There is some confusion on exactly what the money will be spent on.

“One concern I have- we haven’t really- the council, me included- decided what they money’s going to be used for,” Councilman John London told ABC 33/40.

What is clear is that the city has some tough financial decisions ahead. Irondale started the year with a deficit and the closure of Sam's club added to it. It is now $1.6M short for this fiscal year and plans to use some reserve money to fill the gap.

The proposed six mil increase would mean $60 annually for a house valued at $100,000.

Councilman London says it could mean great projects, but he wants a clear plan.

“Tomorrow night, I will ask the question to the council, and I have asked before- what’s exactly are we going to use the money for?” said London. “Can we have that so the citizens can know- cause that’s the questions out there. They’re asking me all the time.”

London says if there's a clear plan for economic development and improvements to city parks, he'll support it.

"I think it can help the city of Irondale if it’s used the right way," added London.

The closure of Sam's cost the city $1.4 million annually and Irondale also had a couple large, unexpected expenses come up last year.
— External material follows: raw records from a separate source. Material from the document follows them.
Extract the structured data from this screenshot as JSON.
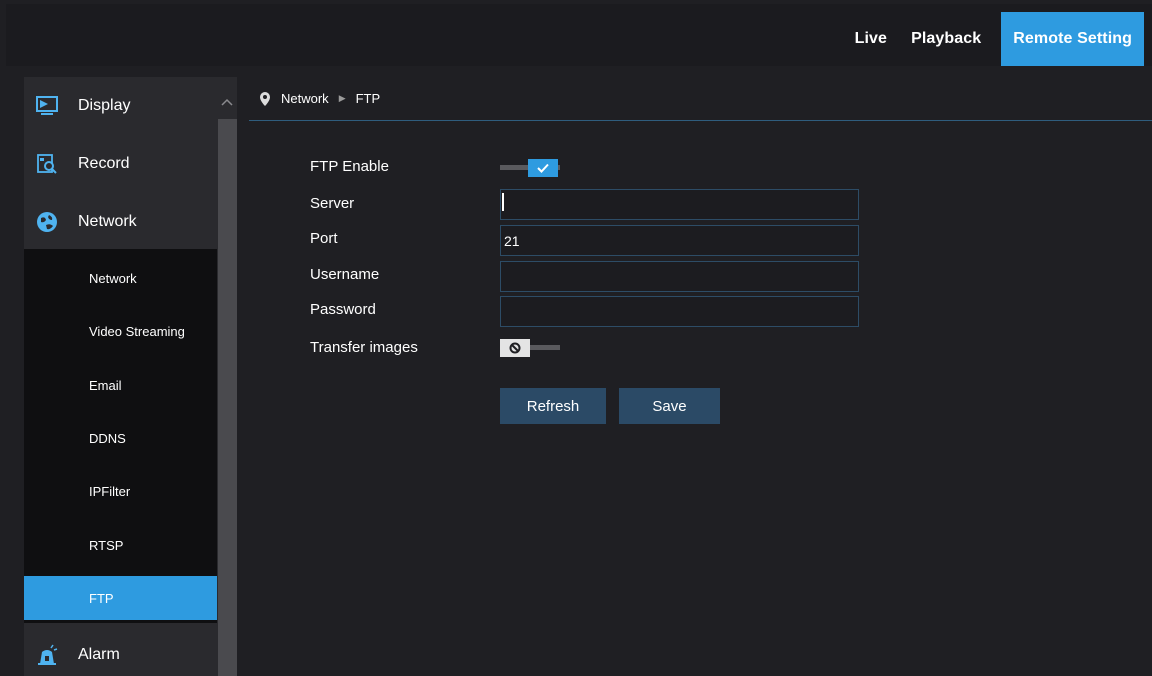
{
  "top_nav": {
    "items": [
      {
        "label": "Live",
        "active": false
      },
      {
        "label": "Playback",
        "active": false
      },
      {
        "label": "Remote Setting",
        "active": true
      }
    ],
    "accent_color": "#2e9be0"
  },
  "sidebar": {
    "groups": [
      {
        "label": "Display",
        "icon": "display-icon"
      },
      {
        "label": "Record",
        "icon": "record-search-icon"
      },
      {
        "label": "Network",
        "icon": "network-globe-icon",
        "expanded": true
      },
      {
        "label": "Alarm",
        "icon": "alarm-bell-icon"
      }
    ],
    "network_items": [
      {
        "label": "Network",
        "active": false
      },
      {
        "label": "Video Streaming",
        "active": false
      },
      {
        "label": "Email",
        "active": false
      },
      {
        "label": "DDNS",
        "active": false
      },
      {
        "label": "IPFilter",
        "active": false
      },
      {
        "label": "RTSP",
        "active": false
      },
      {
        "label": "FTP",
        "active": true
      }
    ]
  },
  "breadcrumb": {
    "icon": "location-pin-icon",
    "parent": "Network",
    "separator_icon": "triangle-right-icon",
    "current": "FTP"
  },
  "form": {
    "ftp_enable": {
      "label": "FTP Enable",
      "checked": true,
      "icon": "check-icon"
    },
    "server": {
      "label": "Server",
      "value": ""
    },
    "port": {
      "label": "Port",
      "value": "21"
    },
    "username": {
      "label": "Username",
      "value": ""
    },
    "password": {
      "label": "Password",
      "value": ""
    },
    "transfer_images": {
      "label": "Transfer images",
      "checked": false,
      "icon": "disabled-circle-icon"
    }
  },
  "buttons": {
    "refresh": "Refresh",
    "save": "Save"
  }
}
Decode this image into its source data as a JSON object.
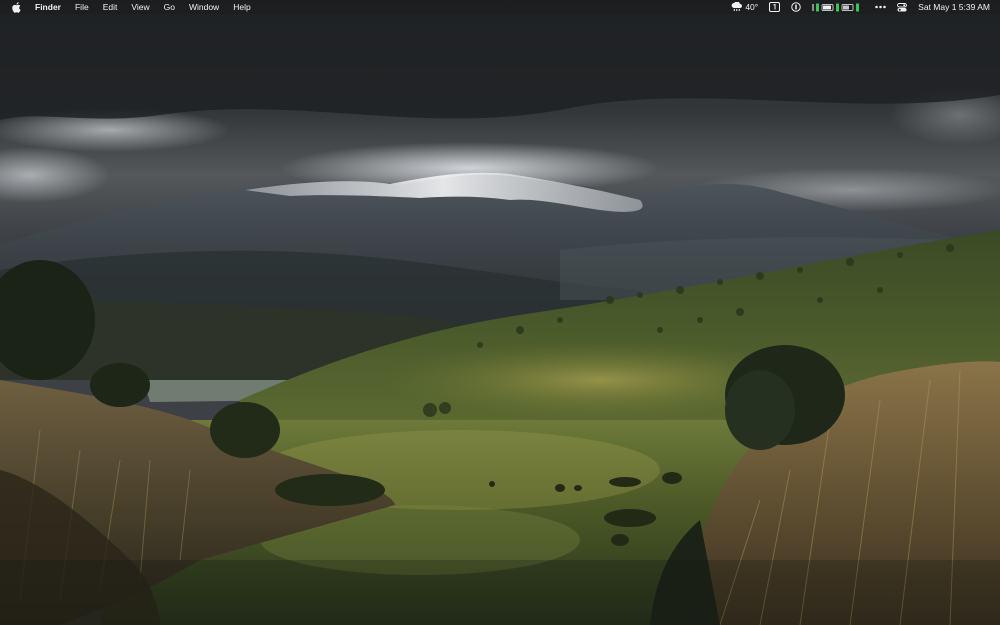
{
  "menubar": {
    "app_name": "Finder",
    "menus": [
      "File",
      "Edit",
      "View",
      "Go",
      "Window",
      "Help"
    ],
    "weather": {
      "icon": "cloud-rain-icon",
      "temperature": "40°"
    },
    "status_icons": [
      "calendar-day-icon",
      "password-icon",
      "battery-status-icon",
      "keyboard-icon",
      "more-icon",
      "control-center-icon"
    ],
    "datetime": "Sat May 1  5:39 AM"
  },
  "desktop": {
    "wallpaper": "mountain-valley-landscape"
  },
  "colors": {
    "menubar_bg": "#1c1c1e",
    "menubar_text": "#f2f2f2",
    "battery_green": "#35c759"
  }
}
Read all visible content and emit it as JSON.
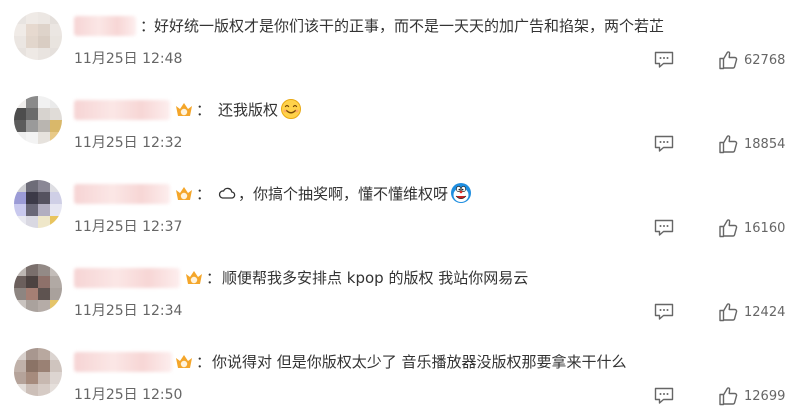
{
  "comments": [
    {
      "text": "好好统一版权才是你们该干的正事，而不是一天天的加广告和掐架，两个若芷",
      "time": "11月25日 12:48",
      "likes": "62768",
      "has_badge": false,
      "emoji": null
    },
    {
      "text": "还我版权",
      "time": "11月25日 12:32",
      "likes": "18854",
      "has_badge": true,
      "emoji": "smile-emoji"
    },
    {
      "text": "，你搞个抽奖啊，懂不懂维权呀",
      "time": "11月25日 12:37",
      "likes": "16160",
      "has_badge": true,
      "emoji": "doraemon-emoji",
      "lead_icon": "cloud-icon"
    },
    {
      "text": "顺便帮我多安排点 kpop 的版权 我站你网易云",
      "time": "11月25日 12:34",
      "likes": "12424",
      "has_badge": true,
      "emoji": null
    },
    {
      "text": "你说得对 但是你版权太少了 音乐播放器没版权那要拿来干什么",
      "time": "11月25日 12:50",
      "likes": "12699",
      "has_badge": true,
      "emoji": null
    }
  ],
  "colon": "：",
  "colors": {
    "text": "#333333",
    "meta": "#666666",
    "badge": "#f4a62a"
  }
}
“It’s a very simple equation,” said Irondale Mayor Charles Moore. “If we want to move forward, we’ll vote yes for this plan and if we’re satisfied with where we are, we’ll vote no for the plan.”

Moore says this vote was planned before Sam's closure, but the loss of revenue from the giant retailer adds to the need.

Moore said there are no set projects planned for the money. He explained the new revenue would first meet needs, then be used to further the city's comprehensive plan.

“That includes things such as infrastructure, paving streets, doing infrastructure with storm water, those sorts of things, economic development was another one of those and improving and enhancing our parks and green spaces,” explained Moore.

When asked if the new revenue would be a want or a need, Moore replied, “I think it’s a need for the city. We’re certainly not talking about going on a frivolous spending spree but it is certainly needed for the city to move forward.”

London believes there's time to develop a more defined plan for the money this week with city council.